O Eclipse da Coexistência: As Origens Reais do Conflito Árabe-Israelense
Diferente da narrativa popular de um ódio milenar ou de uma terra estagnada, o período do Mandato Britânico foi marcado por uma simbiose econômica e social profunda. Um ponto crucial que foi ignorado pela historiografia clássica é que a presença judaica nunca foi uma novidade na região; judeus sempre habitaram a terra e, historicamente, nunca foram lidos como estrangeiros pelos seus árabes. A imagem do judeu como um colonizador externo é uma interpretação anacronista, fabricada décadas depois por sociólogos e teóricos supostamente anticoloniais que projetaram conceitos europeus sobre uma realidade levantina muito mais integrada.
Nas primeiras ondas migratórias do final do século XIX, os judeus vindos da Europa e do Iêmen não fundavam enclaves isolados, mas sim colônias agrícolas chamadas Moshavot (como Petah Tikvah ou Rishon LeZion). Como não conheciam o clima local, esses imigrantes dependiam inteiramente dos fellahin (camponeses palestinos) para aprender a cultivar oliveiras e citrinos. Os palestinos trabalhavam nessas colônias e os judeus compravam suprimentos das aldeias árabes.
Cidades como Jaffa, Haifa, Jerusalém e Hebron eram verdadeiros mosaicos. Em bairros densos, era comum que famílias judias e palestinas compartilhassem o mesmo pátio interno (hush). As crianças cresciam brincando juntas e vizinhos árabes frequentemente cuidavam das luzes ou do fogo para os judeus no Shabat. Os mercados (souks) eram o centro dessa vida: o camponês palestino trazia seus vegetais e o artesão judeu oferecia seus serviços. Não era uma relação de colono e colonizado, mas de atores econômicos em um mesmo território.
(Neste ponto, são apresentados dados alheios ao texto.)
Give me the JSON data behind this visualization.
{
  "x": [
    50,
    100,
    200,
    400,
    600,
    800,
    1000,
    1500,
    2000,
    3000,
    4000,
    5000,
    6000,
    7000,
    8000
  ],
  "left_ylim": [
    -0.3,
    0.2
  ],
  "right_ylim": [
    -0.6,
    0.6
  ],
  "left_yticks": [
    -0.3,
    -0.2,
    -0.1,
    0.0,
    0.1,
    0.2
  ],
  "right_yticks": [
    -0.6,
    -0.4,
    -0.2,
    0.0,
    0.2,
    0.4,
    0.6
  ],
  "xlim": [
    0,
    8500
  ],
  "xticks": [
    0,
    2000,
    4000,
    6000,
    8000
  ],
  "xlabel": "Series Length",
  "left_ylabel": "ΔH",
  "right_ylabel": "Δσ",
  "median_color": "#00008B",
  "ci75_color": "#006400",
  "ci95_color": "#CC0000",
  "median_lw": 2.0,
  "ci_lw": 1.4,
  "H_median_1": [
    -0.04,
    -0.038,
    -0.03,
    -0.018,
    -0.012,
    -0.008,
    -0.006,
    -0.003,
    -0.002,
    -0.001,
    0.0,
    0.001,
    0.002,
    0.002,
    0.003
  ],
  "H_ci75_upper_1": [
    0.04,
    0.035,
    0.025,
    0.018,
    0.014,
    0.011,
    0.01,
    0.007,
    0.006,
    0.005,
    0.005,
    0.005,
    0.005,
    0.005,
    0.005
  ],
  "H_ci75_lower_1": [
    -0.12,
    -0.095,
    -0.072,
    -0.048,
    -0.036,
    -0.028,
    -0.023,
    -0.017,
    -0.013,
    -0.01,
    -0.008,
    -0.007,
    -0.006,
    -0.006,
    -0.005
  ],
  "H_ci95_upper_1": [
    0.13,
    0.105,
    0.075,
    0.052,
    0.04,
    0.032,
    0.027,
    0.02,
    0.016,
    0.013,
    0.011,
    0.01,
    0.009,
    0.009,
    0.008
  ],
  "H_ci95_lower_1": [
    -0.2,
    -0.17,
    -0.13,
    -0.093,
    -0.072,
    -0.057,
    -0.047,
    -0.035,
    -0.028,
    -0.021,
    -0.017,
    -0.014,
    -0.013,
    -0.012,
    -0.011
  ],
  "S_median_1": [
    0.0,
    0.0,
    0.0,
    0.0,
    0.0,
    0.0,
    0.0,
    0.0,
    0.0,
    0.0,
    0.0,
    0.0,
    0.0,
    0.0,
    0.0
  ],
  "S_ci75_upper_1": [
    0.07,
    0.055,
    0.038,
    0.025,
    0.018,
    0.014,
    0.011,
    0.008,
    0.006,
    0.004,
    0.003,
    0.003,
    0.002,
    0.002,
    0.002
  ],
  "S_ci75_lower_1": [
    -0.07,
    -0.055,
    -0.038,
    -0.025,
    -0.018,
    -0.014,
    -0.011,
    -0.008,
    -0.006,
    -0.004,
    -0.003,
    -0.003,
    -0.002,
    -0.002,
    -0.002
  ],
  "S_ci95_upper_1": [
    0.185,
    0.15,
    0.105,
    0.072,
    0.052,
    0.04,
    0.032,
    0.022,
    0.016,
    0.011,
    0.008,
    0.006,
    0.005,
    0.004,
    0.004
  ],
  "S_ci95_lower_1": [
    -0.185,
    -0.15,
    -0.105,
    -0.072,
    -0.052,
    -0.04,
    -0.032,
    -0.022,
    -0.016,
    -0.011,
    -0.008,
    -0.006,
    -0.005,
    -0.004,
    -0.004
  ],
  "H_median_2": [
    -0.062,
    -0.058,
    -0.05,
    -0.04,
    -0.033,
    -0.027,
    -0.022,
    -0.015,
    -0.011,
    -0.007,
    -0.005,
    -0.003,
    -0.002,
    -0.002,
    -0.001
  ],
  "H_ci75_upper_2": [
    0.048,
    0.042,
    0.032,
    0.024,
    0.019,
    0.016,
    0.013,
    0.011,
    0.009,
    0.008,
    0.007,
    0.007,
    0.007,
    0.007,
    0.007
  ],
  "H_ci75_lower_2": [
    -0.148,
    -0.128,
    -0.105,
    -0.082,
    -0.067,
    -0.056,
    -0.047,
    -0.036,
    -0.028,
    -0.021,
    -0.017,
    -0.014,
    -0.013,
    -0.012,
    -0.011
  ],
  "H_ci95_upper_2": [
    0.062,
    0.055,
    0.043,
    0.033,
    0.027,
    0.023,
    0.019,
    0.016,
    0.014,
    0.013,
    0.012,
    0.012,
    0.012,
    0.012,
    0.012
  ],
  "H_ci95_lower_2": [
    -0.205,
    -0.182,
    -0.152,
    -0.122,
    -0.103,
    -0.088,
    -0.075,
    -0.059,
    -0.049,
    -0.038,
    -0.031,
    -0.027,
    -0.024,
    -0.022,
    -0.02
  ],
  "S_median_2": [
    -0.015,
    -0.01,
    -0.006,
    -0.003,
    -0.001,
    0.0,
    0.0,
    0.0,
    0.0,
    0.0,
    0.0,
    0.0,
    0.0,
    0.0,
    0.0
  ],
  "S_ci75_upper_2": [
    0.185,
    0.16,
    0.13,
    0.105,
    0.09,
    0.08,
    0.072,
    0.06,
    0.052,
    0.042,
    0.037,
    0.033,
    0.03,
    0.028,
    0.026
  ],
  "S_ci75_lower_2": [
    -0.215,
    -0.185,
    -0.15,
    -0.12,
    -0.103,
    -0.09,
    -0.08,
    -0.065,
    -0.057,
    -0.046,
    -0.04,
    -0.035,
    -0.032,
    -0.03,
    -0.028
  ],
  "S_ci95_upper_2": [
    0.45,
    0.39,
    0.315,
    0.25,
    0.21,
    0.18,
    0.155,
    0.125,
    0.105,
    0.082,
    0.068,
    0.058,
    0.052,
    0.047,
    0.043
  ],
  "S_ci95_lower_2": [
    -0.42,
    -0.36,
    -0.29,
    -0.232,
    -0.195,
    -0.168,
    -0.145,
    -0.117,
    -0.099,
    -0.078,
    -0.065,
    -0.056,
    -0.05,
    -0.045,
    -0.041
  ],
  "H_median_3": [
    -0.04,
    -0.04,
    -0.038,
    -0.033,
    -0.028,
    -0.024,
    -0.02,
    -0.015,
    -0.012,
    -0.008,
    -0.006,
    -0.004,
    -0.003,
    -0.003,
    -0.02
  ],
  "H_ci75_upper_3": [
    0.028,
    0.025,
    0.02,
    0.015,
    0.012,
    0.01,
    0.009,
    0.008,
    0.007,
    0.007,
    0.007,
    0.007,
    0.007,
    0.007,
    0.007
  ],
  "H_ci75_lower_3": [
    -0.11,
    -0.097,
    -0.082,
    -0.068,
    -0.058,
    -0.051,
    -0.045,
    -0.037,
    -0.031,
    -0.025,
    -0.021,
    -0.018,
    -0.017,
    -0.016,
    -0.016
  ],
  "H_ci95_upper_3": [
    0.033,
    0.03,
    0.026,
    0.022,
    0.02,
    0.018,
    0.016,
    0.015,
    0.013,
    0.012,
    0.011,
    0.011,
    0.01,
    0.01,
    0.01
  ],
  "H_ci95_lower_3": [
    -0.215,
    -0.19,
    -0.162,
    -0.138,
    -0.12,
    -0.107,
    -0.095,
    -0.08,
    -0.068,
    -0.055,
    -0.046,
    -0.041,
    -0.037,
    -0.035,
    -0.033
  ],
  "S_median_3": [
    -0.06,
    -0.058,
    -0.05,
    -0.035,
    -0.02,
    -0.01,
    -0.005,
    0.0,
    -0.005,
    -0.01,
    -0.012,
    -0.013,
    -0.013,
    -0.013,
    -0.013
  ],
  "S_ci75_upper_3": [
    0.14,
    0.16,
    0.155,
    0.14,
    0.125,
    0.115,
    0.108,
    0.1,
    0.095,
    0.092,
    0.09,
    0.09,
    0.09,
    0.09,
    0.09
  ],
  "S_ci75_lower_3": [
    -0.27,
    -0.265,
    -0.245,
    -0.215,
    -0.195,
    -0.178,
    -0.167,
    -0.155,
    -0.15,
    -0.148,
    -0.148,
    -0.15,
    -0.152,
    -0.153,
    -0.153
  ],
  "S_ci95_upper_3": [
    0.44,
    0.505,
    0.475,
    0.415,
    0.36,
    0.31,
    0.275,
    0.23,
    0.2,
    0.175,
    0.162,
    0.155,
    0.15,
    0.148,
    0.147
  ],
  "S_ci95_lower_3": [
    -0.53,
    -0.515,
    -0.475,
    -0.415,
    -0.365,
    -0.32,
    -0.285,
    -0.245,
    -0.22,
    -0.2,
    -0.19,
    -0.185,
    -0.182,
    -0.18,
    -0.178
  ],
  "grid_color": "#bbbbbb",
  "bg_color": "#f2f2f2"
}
Essa harmonia era sustentada por uma estrutura social onde, para o camponês palestino, a lealdade principal era à sua vila e ao seu clã (hamula), não a um Estado Palestino que ainda não existia como conceito político. Existem registros de inúmeros pactos de não agressão e amizade entre chefes de aldeias árabes e líderes de colônias judaicas.
O cenário mudou com o desenvolvimento tecnológico do Mandato Britânico (1922-1947). A entrada de capital e medicina elevou o padrão de vida árabe na Palestina a níveis recordes. O microbiologista judeu Israel Kligler liderou a erradicação da malária drenando os pântanos — as "terras podres" que foram as únicas que os árabes aceitaram vender. Essa vitória sanitária gerou empregos e atraiu uma imigração árabe sem precedentes vinda de países vizinhos. Entre 1922 e 1947, a população muçulmana quase dobrou, e o crescimento foi mais forte justamente onde a presença judaica era maior, como em Haifa (86%) e Jaffa (62%).
O ponto de ruptura não foi religioso, mas sistêmico. Reformas otomanas permitiram que terras fossem registradas em nome de poucos aristocratas — os Effendis, que residiam em Beirute ou Paris. Esses latifundiários vendiam terras para organizações judaicas a preços inflacionados, embolsavam o ouro e depois usavam a retórica nacionalista para canalizar a frustração dos camponeses deslocados contra os judeus. O antissemitismo foi a ferramenta perfeita para as elites árabes protegerem seus privilégios feudais, desviando o foco da exploração que elas mesmas praticavam.
A liderança radical, encabeçada pelo Mufti de Jerusalém, percebeu que o sucesso sionista — com seus sindicatos e ideais igualitários — ameaçava o poder dos clãs tradicionais. Em 1929, o Mufti espalhou boatos sobre a destruição de Al-Aqsa, resultando no Massacre de Hebron, onde comunidades judaicas milenares foram atacadas. A Grande Revolta Árabe foi, na verdade, uma limpeza étnica interna dirigida pelo clã Husseini contra moderados como o clã Nashashibi, que aceitava a cooperação. Milhares de árabes foram mortos por seus próprios irmãos por se recusarem a apoiar o extremismo.
Mesmo durante a guerra de 1948, provocada pela rejeição árabe à partilha da ONU, muitos camponeses se recusaram a lutar contra seus vizinhos judeus, priorizando laços de convivência de décadas. A tragédia foi selada quando Estados vizinhos ocuparam Gaza e Cisjordânia por 19 anos sem nunca permitir um Estado palestino soberano. A propaganda moderna transformou Israel em um projeto colonial para ocultar que a liderança árabe optou pela guerra em vez de uma cooperação que já trazia prosperidade mútua. O muro de hoje foi construído por balas disparadas por radicais contra moderados nos anos 30, e é mantido por uma narrativa que prefere o mito político à evidência histórica.